One Weird Trick for Being an Ally on the Internet
Last week it was a two-hour back-and-forth with a stranger in the comments section of a friend’s Facebook post, gently explaining to her why Jesse Williams’s speech was not reverse racism. Last night it was a marathon session with a different stranger in a different friend’s comments section, discussing how Alton Sterling’s arms flying up for balance as he is tackled is a reflex action that does not constitute resisting arrest.
This is what I do as an ally: I have these conversations with other white people, online and in person, trying to erode their defensiveness. As a white person, I may have a better chance of being seen as unbiased and getting through to them. And I know from my own experiences as a woman how important male support is, like when Jackson Katz reframes violence against women as a men’s issue, or when my favorite male authors refuse to attend conferences and conventions that don’t have an enforceable harassment policy. When my allies speak up, their voices can reach people who don’t want to listen to me, but who are willing to listen to someone more like themselves. And more than that, when my allies speak out, they make it clear that my issues matter to them, that I matter to them. I want to pass that on.
This morning, a white friend and I wearily compared notes: We have these Facebook conversations over and over, one by one. We assemble our facts, deflect the commenters’ barbs, use reflecting language to make them feel heard (“It sounds like you’re upset because…”). And when we finally break through and get the other person to acknowledge that black people have a different experience of living in America, they immediately turn around and demand, “So, how do we fix it?”
I hate this question. I don’t know how to explain in a brief Facebook comment how to fix racial inequality. At least, not in a way that I think a person will realistically go out and do if they’ve just said fifteen minutes ago that Jesse Williams’s white mother should be ashamed of him. When this person says, “How do we fix it?” what they’re really saying is, “I don’t like feeling uncomfortable. Tell me something quick I can do so I don’t have to feel uncomfortable.” And if they don’t get that easy answer, they go to where they do feel comfortable, which is right back where they started.

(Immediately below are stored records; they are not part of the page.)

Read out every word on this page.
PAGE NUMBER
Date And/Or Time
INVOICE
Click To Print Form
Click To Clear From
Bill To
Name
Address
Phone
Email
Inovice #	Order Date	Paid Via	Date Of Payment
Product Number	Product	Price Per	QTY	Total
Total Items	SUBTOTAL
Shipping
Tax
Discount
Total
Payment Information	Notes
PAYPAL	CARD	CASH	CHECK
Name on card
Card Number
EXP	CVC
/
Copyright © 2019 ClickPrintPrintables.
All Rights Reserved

So I start where they are. I tell them that when incidents of police violence happen, they should watch the footage and make up their own minds, because I hope that seeing other people’s pain will wake them up to the fact that these are people, not talking points, and that these incidents happen far too often to people of color. I tell them to read WEB du Bois’s Souls of Black Folk, unfortunately still very relevant for race relations in America today. I tell them about Peggy McIntosh’s “Invisible Knapsack” and John Scalzi’s “Straight White Male: The Lowest Difficulty Setting There Is,” which are very gentle ways of talking about privilege without making people defensive. I hope that by giving them something small, something doable, I can get them to take baby steps into empathy and a better awareness of the problems. I don’t know if they’ll get to a place where they’ll be open to more confronting works like Ta-Nehisi Coates’s Between the World and Me, or Michelle Alexander’s The New Jim Crow. But maybe they’ll think about attending a candlelight vigil or a protest when they see news of another senseless killing of a black person. Maybe it’ll change the way they talk to their friends about these issues. Maybe, the next time they go to the polls on election day, it’ll shift their feelings about a proposal or a candidate on the ballot.
And for myself, I take a deep breath and try defusing the next angry, defensive person.
I hope, I really hope, that that’s how we fix this.